But through the blunt talking, Mr Hamilton has made a success of being a whip through being a father figure to younger MPs, a friend to others, a great organiser and a tough negotiator.
One of his unheralded successes was persuading Tory back-bencher Dominic Raab to talk out his own motion on limiting the role of Scottish MPs and scrapping the Barnett Formula to avoid a damaging vote last November.
So much will Mr Hamilton be missed – especially with the prospect of Labour maybe needing to do a post-election deal with the SNP – it is understood Ed Miliband called Mr Hamilton’s wife to try to persuade him to stay on.
However, Mr Hamilton was not always the gamekeeper. In the Blair years he was not in the New Labour mould and voted against the Iraq war in 2003 despite being in Washington on the day of the 9/11 attacks.
But the reason for his early rebel status and his latter brilliance as a whip comes from being one of the few genuine working class heroes left on the Labour benches.
In 1984 Mr Hamilton was a leading figure during the miners’ strike.
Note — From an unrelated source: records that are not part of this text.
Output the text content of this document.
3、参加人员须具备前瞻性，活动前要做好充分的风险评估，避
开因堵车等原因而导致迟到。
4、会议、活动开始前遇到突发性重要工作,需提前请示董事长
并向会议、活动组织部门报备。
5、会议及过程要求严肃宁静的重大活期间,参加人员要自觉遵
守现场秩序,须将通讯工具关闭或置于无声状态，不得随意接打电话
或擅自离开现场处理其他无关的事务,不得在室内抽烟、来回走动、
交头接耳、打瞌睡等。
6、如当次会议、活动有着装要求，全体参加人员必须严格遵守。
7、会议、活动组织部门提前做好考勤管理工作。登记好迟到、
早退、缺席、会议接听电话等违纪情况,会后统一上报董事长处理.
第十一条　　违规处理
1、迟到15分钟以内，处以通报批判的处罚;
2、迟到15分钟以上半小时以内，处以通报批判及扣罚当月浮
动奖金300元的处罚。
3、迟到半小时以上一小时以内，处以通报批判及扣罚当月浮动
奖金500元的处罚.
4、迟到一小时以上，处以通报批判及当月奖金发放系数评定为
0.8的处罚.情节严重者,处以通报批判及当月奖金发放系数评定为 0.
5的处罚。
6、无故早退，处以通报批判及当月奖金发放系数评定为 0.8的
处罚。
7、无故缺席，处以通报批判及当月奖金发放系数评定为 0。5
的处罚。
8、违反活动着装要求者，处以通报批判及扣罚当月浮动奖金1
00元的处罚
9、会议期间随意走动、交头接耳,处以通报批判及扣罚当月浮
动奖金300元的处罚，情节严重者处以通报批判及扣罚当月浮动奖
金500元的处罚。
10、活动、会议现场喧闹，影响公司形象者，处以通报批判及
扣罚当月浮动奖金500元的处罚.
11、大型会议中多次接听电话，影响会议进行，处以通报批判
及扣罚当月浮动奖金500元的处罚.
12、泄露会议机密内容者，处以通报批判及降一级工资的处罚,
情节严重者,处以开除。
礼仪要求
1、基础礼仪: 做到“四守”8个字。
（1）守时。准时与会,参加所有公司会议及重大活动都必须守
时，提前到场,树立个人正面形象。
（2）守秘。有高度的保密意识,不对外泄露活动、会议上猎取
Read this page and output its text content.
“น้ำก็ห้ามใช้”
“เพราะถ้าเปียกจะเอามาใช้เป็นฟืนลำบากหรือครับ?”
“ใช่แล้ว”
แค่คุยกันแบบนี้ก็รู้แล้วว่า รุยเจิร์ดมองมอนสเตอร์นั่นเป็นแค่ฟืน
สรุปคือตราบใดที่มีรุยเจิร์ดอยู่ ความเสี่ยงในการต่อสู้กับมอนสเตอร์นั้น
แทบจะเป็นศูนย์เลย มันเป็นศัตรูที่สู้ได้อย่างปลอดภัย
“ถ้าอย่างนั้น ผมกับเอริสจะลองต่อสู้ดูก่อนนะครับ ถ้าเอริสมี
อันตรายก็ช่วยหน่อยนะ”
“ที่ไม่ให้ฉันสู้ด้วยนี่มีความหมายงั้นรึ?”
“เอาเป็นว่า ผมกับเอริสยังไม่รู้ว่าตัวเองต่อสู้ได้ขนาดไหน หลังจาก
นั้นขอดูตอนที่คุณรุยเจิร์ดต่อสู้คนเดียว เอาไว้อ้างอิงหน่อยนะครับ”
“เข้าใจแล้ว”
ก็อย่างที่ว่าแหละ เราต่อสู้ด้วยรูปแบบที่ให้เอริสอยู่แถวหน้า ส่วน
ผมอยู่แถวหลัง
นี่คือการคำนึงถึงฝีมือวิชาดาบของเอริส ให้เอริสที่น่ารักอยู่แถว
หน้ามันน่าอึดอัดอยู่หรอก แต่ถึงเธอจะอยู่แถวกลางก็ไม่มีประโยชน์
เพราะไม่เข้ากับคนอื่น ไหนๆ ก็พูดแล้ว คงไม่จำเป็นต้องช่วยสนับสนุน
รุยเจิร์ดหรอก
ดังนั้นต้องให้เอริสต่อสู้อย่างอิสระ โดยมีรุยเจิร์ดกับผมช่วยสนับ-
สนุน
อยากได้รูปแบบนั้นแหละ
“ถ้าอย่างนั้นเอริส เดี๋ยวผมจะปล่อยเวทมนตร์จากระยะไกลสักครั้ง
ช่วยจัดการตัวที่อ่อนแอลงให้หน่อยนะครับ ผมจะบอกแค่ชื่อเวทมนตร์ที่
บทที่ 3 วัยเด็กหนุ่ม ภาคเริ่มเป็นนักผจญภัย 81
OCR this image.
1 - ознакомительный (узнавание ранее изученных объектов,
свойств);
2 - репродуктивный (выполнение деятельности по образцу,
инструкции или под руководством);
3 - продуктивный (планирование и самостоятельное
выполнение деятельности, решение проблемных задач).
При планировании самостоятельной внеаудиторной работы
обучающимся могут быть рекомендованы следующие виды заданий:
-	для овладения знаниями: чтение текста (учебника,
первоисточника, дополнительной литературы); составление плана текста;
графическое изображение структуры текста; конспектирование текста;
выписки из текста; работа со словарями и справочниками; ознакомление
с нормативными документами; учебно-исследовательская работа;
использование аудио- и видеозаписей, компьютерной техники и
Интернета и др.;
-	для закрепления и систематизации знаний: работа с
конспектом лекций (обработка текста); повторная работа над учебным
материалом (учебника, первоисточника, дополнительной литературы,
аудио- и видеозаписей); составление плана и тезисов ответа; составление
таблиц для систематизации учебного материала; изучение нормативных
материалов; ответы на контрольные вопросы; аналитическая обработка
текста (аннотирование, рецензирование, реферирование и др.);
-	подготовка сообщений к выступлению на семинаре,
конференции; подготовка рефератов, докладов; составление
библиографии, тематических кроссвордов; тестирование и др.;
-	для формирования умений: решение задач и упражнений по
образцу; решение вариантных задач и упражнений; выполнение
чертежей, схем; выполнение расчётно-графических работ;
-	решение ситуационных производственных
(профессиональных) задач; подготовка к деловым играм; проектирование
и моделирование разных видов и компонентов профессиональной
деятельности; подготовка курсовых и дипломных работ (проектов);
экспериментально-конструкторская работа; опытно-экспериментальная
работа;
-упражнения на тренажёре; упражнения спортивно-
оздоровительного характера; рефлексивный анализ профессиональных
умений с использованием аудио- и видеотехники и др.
His efforts saw him wrongly imprisoned, unfairly sacked and then blacklisted from employment for many years. Few modern politicians have risked and suffered so much in their careers. It would take a brave Scottish Nationalist to use the “red Tory” jibe about Mr Hamilton to his face.
The favourite to take the seat is the well-liked Kenny Young, who like many modern MPs cut his political teeth as a party hack. So while the Labour leadership and fellow MPs will miss Mr Hamilton, the greatest gap he will leave is another break with the party’s working class roots.